Dice la palabra de Dios, refiriéndose al propiciatorio del Antiguo Testamento: Pondrá el incienso sobre las brasas delante del Señor, para que el humo del incienso cubra el propiciatorio que está sobre el documento de la alianza, y así el no muera. Después tomará sangre del novillo, y rociará con el dedo el lado oriental de la placa o propiciatorio (Lv 16, 13-14). Pero tú que eres cristiano… «tú que has venido a Cristo, verdadero sumo sacerdote, que con su sangre te hizo a Dios propicio y te reconcilió con el Padre, trasciende con tu mirada la sangre de las antiguas víctimas y considera más bien la sangre de Aquel que es la Palabra, escuchando lo que Él mismo te dice: Esta es mi sangre, que será derramada por vosotros y por todos los hombres para el perdón de los pecados».
4. La Misa, sacrificio propiciatorio
La Misa es un sacrificio propiciatorio, «porque es la misma y única hostia, el mismo que se ofreció entonces a sí mismo en la cruz, es el que se ofrece ahora por el ministerio de los sacerdotes, con la sola diferencia, en la manera de ofrecer».[18]
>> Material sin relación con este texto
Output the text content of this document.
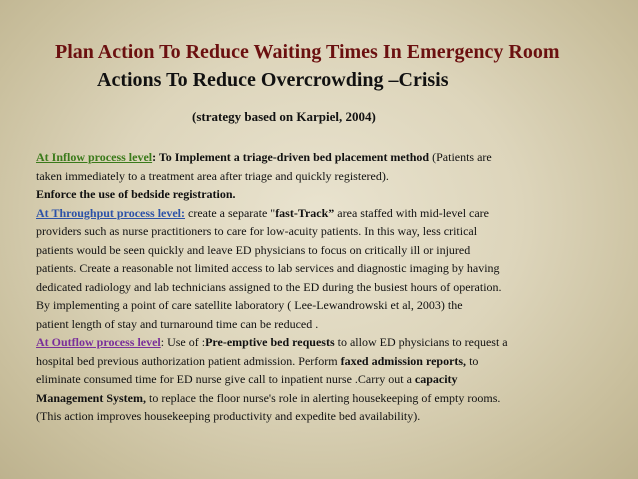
Plan Action To Reduce Waiting Times In Emergency Room
Actions To Reduce Overcrowding –Crisis
(strategy based on Karpiel, 2004)
At Inflow process level: To Implement a triage-driven bed placement method (Patients are
taken immediately to a treatment area after triage and quickly registered).
Enforce the use of bedside registration.
At Throughput process level: create a separate "fast-Track” area staffed with mid-level care
providers such as nurse practitioners to care for low-acuity patients. In this way, less critical
patients would be seen quickly and leave ED physicians to focus on critically ill or injured
patients. Create a reasonable not limited access to lab services and diagnostic imaging by having
dedicated radiology and lab technicians assigned to the ED during the busiest hours of operation.
By implementing a point of care satellite laboratory ( Lee-Lewandrowski et al, 2003) the
patient length of stay and turnaround time can be reduced .
At Outflow process level: Use of :Pre-emptive bed requests to allow ED physicians to request a
hospital bed previous authorization patient admission. Perform faxed admission reports, to
eliminate consumed time for ED nurse give call to inpatient nurse .Carry out a capacity
Management System, to replace the floor nurse's role in alerting housekeeping of empty rooms.
(This action improves housekeeping productivity and expedite bed availability).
La Misa es, ante todo, la oblación que Cristo hace de sí mismo, como en otro tiempo en el Calvario. Uno y el mismo es el sacrificio de la cruz y el sacrificio de la Misa. Sólo hay una doble distinción accidental entre los dos sacrificios, puesto que a diferencia del sacrificio del Calvario, la Misa es un sacrificio incruento, y porque la Víctima se ofrece por el ministerio del sacerdote delegado por Cristo, no por sí mismo como en la cruz.
De ahí que la propiciación de Cristo por su sacrificio único:
– bastó a causa de su valor infinito;
– consistió en la inmolación de Cristo mismo derramando su propia Sangre;
– entró al Santuario de una vez para siempre.
El sacerdote ministerial celebra la Misa, que es el verdadero sacrificio de propiciación, de expiación, por la sangre derramada de Cristo y nos hace propicios a Dios y nos reconcilia con el Padre.
¡El día de nuestra propiciación continúa hasta el fin del mundo!
¡Mientras se celebre la Misa!
¡Él, Cristo, es propiciación por nuestros pecados!
[1] Cfr. R. de Vaux, Instituciones del Antiguo Testamento (Barcelona 1964) 410ss.
[2] Cfr. 1Re 8, 64; 9, 25; 2Re 16, 14.
[3] Cfr. 1Re 6, 20-21.
[4] Cfr. 1Re 7, 48.
[5] Cfr. 1Re 7, 48-49.
[6] Cfr. Ex 25, 10-22; 37, 1-9.
[7] Cfr. 1Re 8, 6.
[8] Cfr. Dt 10, 1-5.
[9] Cfr. Lv 16.
[10] Cfr. Lv 16, 11-14.
[11] Cfr. Lv 16, 15.
[12] Cfr. R. de Vaux, Instituciones del Antiguo Testamento (Barcelona 1964) 636ss.
[13] Cfr. Jr 14, 21.
[14] Orígenes, Homilía 9, 5: PG 12, 515.523.
[15] Orígenes, Homilía 9, 5: PG 12, 515.523.
[16] Cfr. Catecismo de la Iglesia Católica, n. 433.
[17] Orígenes, Homilías, 9, 5.
[18] Concilio de Trento, DS 1743.1753; Catecismo de la Iglesia Católica, n. 1367.